Since 2006, Mayor of São Paulo Gilberto Kassab has governed Brazil’s—and one of the world’s—largest cities. His administration has focused on education, the environment, and health. Among his initiatives, he initiated the “Cidade Limpa” law to reduce the number of billboards advertising in the city, which Kassab calls “visual pollution.” In an interview with the Americas Society and Council of the Americas, Kassab discusses São Paulo’s role on the global stage and economic development plans for the city. Earlier this year, Mayor Kassab visited AS/COA to highlight business opportunities in São Paulo.
This interview was conducted prior to the tragic July plane crash in Brazil; our deepest condolences are extended to all.
AS/COA: The city of São Paulo is the second largest city in the world, with a vibrant diversified economy.
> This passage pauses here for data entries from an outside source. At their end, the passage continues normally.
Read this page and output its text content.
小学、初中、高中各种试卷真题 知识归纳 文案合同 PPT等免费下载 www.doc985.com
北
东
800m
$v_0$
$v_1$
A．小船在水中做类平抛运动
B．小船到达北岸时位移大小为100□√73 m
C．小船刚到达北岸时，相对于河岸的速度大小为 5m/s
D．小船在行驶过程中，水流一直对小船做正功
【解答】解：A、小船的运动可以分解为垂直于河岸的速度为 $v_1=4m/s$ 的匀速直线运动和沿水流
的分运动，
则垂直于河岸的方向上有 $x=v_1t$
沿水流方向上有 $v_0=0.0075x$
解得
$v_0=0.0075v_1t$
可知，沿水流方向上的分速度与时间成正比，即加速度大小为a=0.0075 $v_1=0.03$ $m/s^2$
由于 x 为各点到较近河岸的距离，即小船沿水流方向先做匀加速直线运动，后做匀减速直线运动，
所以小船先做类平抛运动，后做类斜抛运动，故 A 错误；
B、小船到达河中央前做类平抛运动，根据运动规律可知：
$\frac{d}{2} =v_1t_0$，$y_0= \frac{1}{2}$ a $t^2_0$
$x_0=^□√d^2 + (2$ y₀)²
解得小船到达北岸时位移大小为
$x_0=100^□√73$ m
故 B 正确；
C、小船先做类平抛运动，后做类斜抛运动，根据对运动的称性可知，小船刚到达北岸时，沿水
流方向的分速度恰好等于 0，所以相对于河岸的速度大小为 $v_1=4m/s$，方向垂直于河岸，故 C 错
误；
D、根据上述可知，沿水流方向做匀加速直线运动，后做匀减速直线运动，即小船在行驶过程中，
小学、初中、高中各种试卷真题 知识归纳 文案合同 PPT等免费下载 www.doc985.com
How do you plan to sustain the city’s strong economy in the coming years?
Kassab: São Paulo has an innate cosmopolitanism and extraordinary economic diversity. The city operates, works and produces nonstop. For that reason, it spreads wealth throughout the region, making it a truly global city. Our administration seeks to find the means to consolidate that process. We are also working aggressively on basic issues such as health and education, and in just a short period of time, we have seen significant results. Initiatives such as strategic environmental measures and incentives for public-private partnerships, which will make large-scale public works projects viable, will help São Paulo maintain its growing and continued success.
AS/COA: What steps are being taken to attract more investment? Does São Paulo have the capacity to offer foreign investors good business conditions?
Kassab: Our current programs range from those that meet the basic needs of our citizens to quality-of-life improvements and upgrades to existing infrastructure. Together, these efforts stimulate economic development and attract investment. The economic,political and institutional stability of the country are factors that attract greater foreign capital. Once obtained, intermittent projects emerge, such as the downtown area revitalization—known as the New Light project—with potential profit levels well above the international average.
AS/COA: What are your plans for strengthening the relationship between the public and the private sectors?And how will the city of São Paulo benefit from public–private partnerships?
Kassab: Our hope is that the state will move from being an obstacle to being a facilitator of private enterprise. São Paulo requires large-scale public works projects that cannot be carried out exclusively with public resources. So, if today we only have 55 of the more than 180 kilometers needed for our subway network, this represents fertile ground for public-private partnerships. Such collaboration has already been proven by the construction of the subway’s number 4 line. A new exhibition hall is also among our priorities and represents another ideal scenario for partnership. Similar examples are increasingly common in other sectors.
AS/COA:Sustainable development is at the top of the government’s agenda. São Paulo has played an important role in international conferences, such as the C40 Large Cities Climate Summit in May 2007 in New York City. How can your administration’s plans for sustainable development serve as a global model?
Kassab: We initiated an array of educational programs to bolster the self-esteem of our citizens through efforts to combat visual and noise pollution. The contribution that we took to the C40 Summit was the Clean City Law, and we were pleased to see our efforts acknowledged by the likes of President [Bill] Clinton, Mayor [of New York Michael] Bloomberg, and Mayor [of London Ken] Livingstone. We are now embarking on a new endeavor aimed at recovering water sources and controlling carbon emissions. This is a great step towards achieving sustainable development.
AS/COA: Has your administration made it a priority to increase São Paulo’s visibility in international forums?
Kassab: Absolutely! We are well aware of the interdependence of markets in the current global economy. We therefore need to interact as much as possible with other great world cities to seek opportunities for cooperation, share our success stories and learn from others. But it goes beyond that: We wish to spread the message that our city is striving to be on the cutting edge and increasing our visibility. Whenever possible, even with all of the scheduling difficulties, we will go to where global leaders meet and we will talk to investors, as we did in New York and Madrid; we will seek out partnerships for our important projects, as was the case in Milan; and we will raise the banner of the high quality of the international service providers based in our city, as we did recently in Panama.